La fatigue nous emportait, comme le vent emporte la poussière, comme le temps emporte les souvenirs. Nous étions tous trois allongés sur cette table et ce banc, les mains liées. L’une, s’endormait, et nous deux, les yeux rivés vers ce ciel trop bleu, ces nuages trop haut, ce soleil trop grand, nous chuchotions des choses impossibles, des choses confidentielles, des choses qui ne se disent pas. Mais qu’importait, nous étions la, heureux. Et mes pensées, ce jour la, allaient si vite dans mon esprit, je voyais tout, comprenais tout, je savais qu’il était un instant encore parfait, encore éphémère. Du bout des doigts je caressais tes doigts, et j’aurais voulu rester là. Une éternité. La fatigue peut nous mettre dans des états bien étranges. Se sentir dans le monde comme dans celui de mes rêves. Penser alors que tout est possible, que rien n’est extravagant.
Je savais que je voulais vivre ce moment toute ma vie,
je savais que l’amour n’était qu’artifices, je savais qu’il ne me rendrait pas si heureuse,
je savais que le monde n’était pas celui de la société et des humains, mais de la nature, du vent et de la nuit.
Je savais que seuls nous trois comptaient, la, maintenant.
Je savais que je voulais vivre ce moment toute ma vie,
je savais que l’amour n’était qu’artifices, je savais qu’il ne me rendrait pas si heureuse,
je savais que le monde n’était pas celui de la société et des humains, mais de la nature, du vent et de la nuit.
Je savais que seuls nous trois comptaient, la, maintenant.
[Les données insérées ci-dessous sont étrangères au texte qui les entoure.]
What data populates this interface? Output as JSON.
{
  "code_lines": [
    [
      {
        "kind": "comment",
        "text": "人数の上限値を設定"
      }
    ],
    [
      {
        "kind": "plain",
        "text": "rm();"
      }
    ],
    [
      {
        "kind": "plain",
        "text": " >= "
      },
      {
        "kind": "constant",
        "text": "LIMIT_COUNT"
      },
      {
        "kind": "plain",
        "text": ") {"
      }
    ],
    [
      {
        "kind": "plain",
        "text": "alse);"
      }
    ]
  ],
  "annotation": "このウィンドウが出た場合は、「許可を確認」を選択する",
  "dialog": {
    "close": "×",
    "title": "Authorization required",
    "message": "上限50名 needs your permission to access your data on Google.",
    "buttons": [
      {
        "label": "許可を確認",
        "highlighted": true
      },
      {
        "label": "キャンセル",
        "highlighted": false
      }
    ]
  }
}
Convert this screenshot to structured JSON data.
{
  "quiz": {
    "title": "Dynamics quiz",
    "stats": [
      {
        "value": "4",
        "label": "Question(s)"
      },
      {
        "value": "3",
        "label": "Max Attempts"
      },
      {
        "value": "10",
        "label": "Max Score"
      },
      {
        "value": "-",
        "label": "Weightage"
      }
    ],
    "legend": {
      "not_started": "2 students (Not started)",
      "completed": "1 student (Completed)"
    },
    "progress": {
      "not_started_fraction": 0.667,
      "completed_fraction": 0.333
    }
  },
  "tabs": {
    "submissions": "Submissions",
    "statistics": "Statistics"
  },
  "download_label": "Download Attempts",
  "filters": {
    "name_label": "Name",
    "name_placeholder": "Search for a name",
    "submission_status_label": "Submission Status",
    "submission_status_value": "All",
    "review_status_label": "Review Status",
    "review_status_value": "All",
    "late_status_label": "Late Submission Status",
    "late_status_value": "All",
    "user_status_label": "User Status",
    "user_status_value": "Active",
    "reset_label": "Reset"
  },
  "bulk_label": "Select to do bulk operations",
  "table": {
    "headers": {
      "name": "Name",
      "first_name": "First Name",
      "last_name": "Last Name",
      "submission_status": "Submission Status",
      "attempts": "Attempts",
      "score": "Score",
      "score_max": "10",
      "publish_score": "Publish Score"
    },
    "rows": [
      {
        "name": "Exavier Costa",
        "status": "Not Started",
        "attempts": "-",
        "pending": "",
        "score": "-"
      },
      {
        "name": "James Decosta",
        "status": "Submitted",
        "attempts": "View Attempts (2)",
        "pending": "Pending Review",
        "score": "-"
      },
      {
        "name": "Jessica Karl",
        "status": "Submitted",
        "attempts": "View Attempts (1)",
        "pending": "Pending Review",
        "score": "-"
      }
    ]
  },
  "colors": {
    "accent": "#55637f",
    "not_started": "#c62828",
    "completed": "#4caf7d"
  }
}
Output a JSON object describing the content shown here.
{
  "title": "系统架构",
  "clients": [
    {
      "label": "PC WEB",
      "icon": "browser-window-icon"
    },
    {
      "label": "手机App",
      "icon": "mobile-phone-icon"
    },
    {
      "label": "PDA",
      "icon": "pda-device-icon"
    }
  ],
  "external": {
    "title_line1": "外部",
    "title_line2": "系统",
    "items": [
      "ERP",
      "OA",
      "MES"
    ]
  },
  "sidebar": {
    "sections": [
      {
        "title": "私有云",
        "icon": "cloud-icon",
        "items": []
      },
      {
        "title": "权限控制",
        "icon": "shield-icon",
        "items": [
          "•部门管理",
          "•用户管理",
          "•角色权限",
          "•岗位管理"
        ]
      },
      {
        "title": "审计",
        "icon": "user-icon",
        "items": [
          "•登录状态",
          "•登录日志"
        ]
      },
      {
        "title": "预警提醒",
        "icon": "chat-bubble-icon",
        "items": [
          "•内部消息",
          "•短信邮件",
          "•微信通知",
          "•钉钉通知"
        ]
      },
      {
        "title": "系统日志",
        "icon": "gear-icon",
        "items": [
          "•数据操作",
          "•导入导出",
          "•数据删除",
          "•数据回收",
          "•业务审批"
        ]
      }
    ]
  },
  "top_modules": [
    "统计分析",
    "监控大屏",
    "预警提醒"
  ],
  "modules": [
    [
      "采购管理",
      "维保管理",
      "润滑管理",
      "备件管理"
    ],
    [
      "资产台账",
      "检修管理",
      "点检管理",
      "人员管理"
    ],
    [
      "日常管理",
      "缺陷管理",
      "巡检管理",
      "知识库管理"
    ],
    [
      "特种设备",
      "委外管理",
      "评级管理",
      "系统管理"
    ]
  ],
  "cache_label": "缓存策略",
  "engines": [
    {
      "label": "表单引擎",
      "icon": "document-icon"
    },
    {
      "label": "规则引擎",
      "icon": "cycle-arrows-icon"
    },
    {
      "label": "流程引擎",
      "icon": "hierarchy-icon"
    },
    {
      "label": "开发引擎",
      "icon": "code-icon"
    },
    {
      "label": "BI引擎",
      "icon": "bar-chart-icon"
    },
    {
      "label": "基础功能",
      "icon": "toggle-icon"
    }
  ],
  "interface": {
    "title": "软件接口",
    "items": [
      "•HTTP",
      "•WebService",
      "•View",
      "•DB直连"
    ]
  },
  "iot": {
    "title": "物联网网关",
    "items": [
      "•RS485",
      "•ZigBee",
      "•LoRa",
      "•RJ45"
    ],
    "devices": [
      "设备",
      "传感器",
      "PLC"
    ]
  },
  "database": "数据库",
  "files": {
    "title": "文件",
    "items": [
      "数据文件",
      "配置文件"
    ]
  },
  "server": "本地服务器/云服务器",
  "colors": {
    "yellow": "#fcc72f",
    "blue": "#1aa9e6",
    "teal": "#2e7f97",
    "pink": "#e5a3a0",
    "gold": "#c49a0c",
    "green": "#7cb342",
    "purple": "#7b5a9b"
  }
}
Mais bientôt, lorsqu’il eut fallut sortir de ce si doux état, j’eus bien vite compris que tout ceci n’était que folies, et que tout ce à quoi j’eus pu penser en cet instant ne pouvait être compatible avec ce monde. Alors oublier ces divagations d’âmes fatiguées, oublier cet instant d’égarement, de somnambulisme? Non, surtout, ne pas oublier.
Ne pas oublier cette jolie demoiselle, cette sœur, cet ange, s’endormant paisiblement, le souffle léger, lent,
ses mains si fragiles, si blanches, son corps si gracieux.
Ne pas oublier ton visage, se retournant vers moi, tes yeux si transparents, laissant le ciel les transpercer,
ton sourire si comblé, si radieux, tes mains si douces.
Ne jamais oublier cet instant si beau, ces pensées si folles.